Another reason why I like Courier is that it made for very accurate page-count estimates when I was a journal production editor. At the time, we still got a pile of paper MSS along with the floppy disks for each issue, so it was faster to do quick character/line counts on three representative pages and take an average than to virus-scan all the disks, load the articles onto the network, run the cleanup macro, reprint them in one typeface etc., etc. When the MSS were all submitted in Courier, my typeset proofs often came out within a page of my estimate. Not as often with the various real and bastard versions of Helvetica or Times. Monospacing was the key.
At school I had an ImageWriter II for my Mac SE. The high-pitched grinding whine of a 20-page term paper laboriously being spit out is etched into my college memories. When the school library instituted a LaserWriter queue in the computer lab, I mothballed the dot matrix and never looked back.
Oh, yes—italicized Courier is painful to look at. I had it changed to underlining in PEN’s proofing template.
In general, when I’m marking up pre-typeset hard copy, I prefer underlining to italics. It’s easier to cross an underline out than to circle the word and write “rom” in the margin, and you’re not forever squinting at commas trying to tell if they’re italicized or not.
When I’m writing in Word my default is Bembo Book, the newish Monotype version of Bembo (which is not as light and spindly as the Adobe version), although I do modify it to default to old style figs, since Word’s a little backward with respect to extended characters. (Or is it better now with Vista? I’ve been afraid to upgrade). Bembo is fairly “invisible” to the average person but it doesn’t hurt my eyes. A case could be made for Sabon, I suppose. Courier is too hard for me to read, and I can’t use it except for plays and screenplays, where it still seems right for some reason.
funny, I think of Times New Roman as a sort of Courier.
Well, I guess it’s “a sort of Courier” in that it’s ubiquitous. But it lacks the benefits of a monospaced typeface—that hard-to-read quality that Tom (xensen) mentions is what I like about it. Monospaced type slows you down, so your attention stays on the text, rather than on the meaning of the text. You notice every space and piece of punctuation, because they all look . . . a bit . . . off. That’s the goal.
that makes sense. I think I use TNR so I don’t get the ‘this text is finished’ feeling. it lets me think of what I’m working on / editing / revising as a work in progress. when it’s finished, then I start setting in the font I want it to be printed in and then, yes, as you mention, India, you start seeing all sorts of things you didn’t notice with the old font.

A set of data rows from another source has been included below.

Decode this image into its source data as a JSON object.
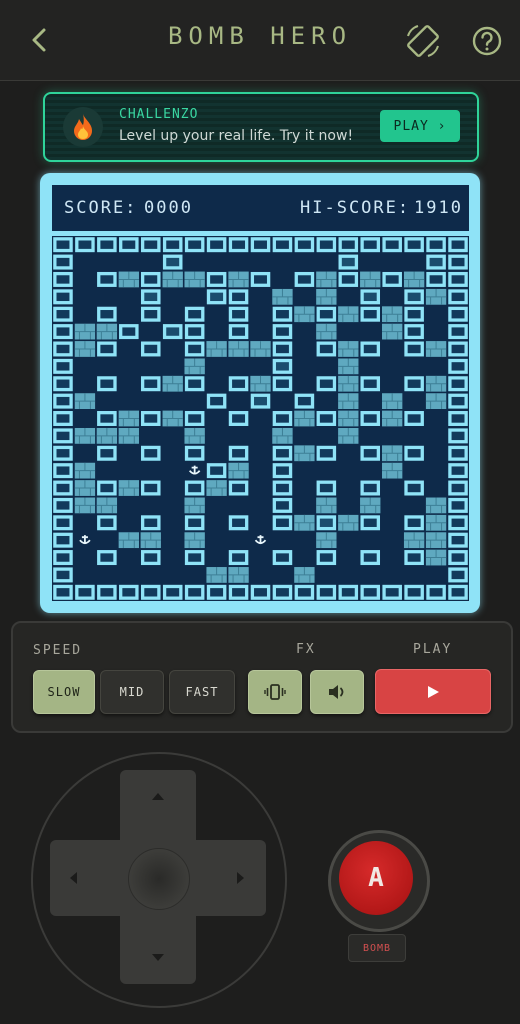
{
  "header": {
    "title": "BOMB HERO"
  },
  "banner": {
    "brand": "CHALLENZO",
    "text": "Level up your real life. Try it now!",
    "play_label": "PLAY ›"
  },
  "scoreboard": {
    "score_label": "SCORE:",
    "score": "0000",
    "hi_label": "HI-SCORE:",
    "hi_score": "1910"
  },
  "grid": {
    "legend": {
      "#": "wall",
      ".": "empty",
      "B": "brick",
      "X": "destructible-block",
      "E": "enemy"
    },
    "rows": [
      "###################",
      "#....X.......X...X#",
      "#.#B#BB#B#.#B#B#B##",
      "#...X..X#.B.B.X.XB#",
      "#.#.#.#.#.#B#B#B#.#",
      "#BB#.X#.#.#.B..B#.#",
      "#B#.#.#BBB#.#B#.#B#",
      "#.....B...X..B....#",
      "#.#.#B#.#B#.#B#.#B#",
      "#B.....#.X.#.B.B.B#",
      "#.#B#B#.#.#B#B#B#.#",
      "#BBB..B...B..B....#",
      "#.#.#.#.#.#B#.#B#.#",
      "#B....E#B.#....B..#",
      "#B#B#.#B#.#.#.#.#.#",
      "#BB...B...#.B.B..B#",
      "#.#.#.#.#.#BXB#.#B#",
      "#E.BB.B..E..B...BB#",
      "#.#.#.#.#.#.#.#.#B#",
      "#......BB..B......#",
      "###################"
    ]
  },
  "controls": {
    "speed_label": "SPEED",
    "fx_label": "FX",
    "play_label": "PLAY",
    "speed_options": [
      {
        "label": "SLOW",
        "selected": true
      },
      {
        "label": "MID",
        "selected": false
      },
      {
        "label": "FAST",
        "selected": false
      }
    ],
    "fx_icons": [
      "vibrate-icon",
      "volume-icon"
    ]
  },
  "gamepad": {
    "a_label": "A",
    "bomb_label": "BOMB"
  },
  "colors": {
    "background": "#1e1e1d",
    "banner_accent": "#2fd49a",
    "board_frame": "#8fe3f7",
    "board_bg": "#0e2a4a",
    "wall": "#8fe3f7",
    "brick": "#5fa9c0",
    "selected_btn": "#a4b585",
    "play_red": "#d84444",
    "a_red": "#c21f1f"
  }
}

Well, for an editor I’m a pretty crappy proofreader, and it’s largely because I do focus on the meaning of the text rather than on the text itself. So I suppose Courier would do me a world of good.
Yeah, see, and I’m a fairly inept big-picture editor, because I get so engrossed in the sentence-by-sentence syntax and punctuation that I rarely consider a whole paragraph, much less a chapter.
On the bright side, this means that whenever I reread a book—even if it’s one I’ve read several times before—I notice so many new big-picture things, and I am reminded of so many details that I’d forgotten, that I might as well be reading it for the first time. The surprises never stop coming.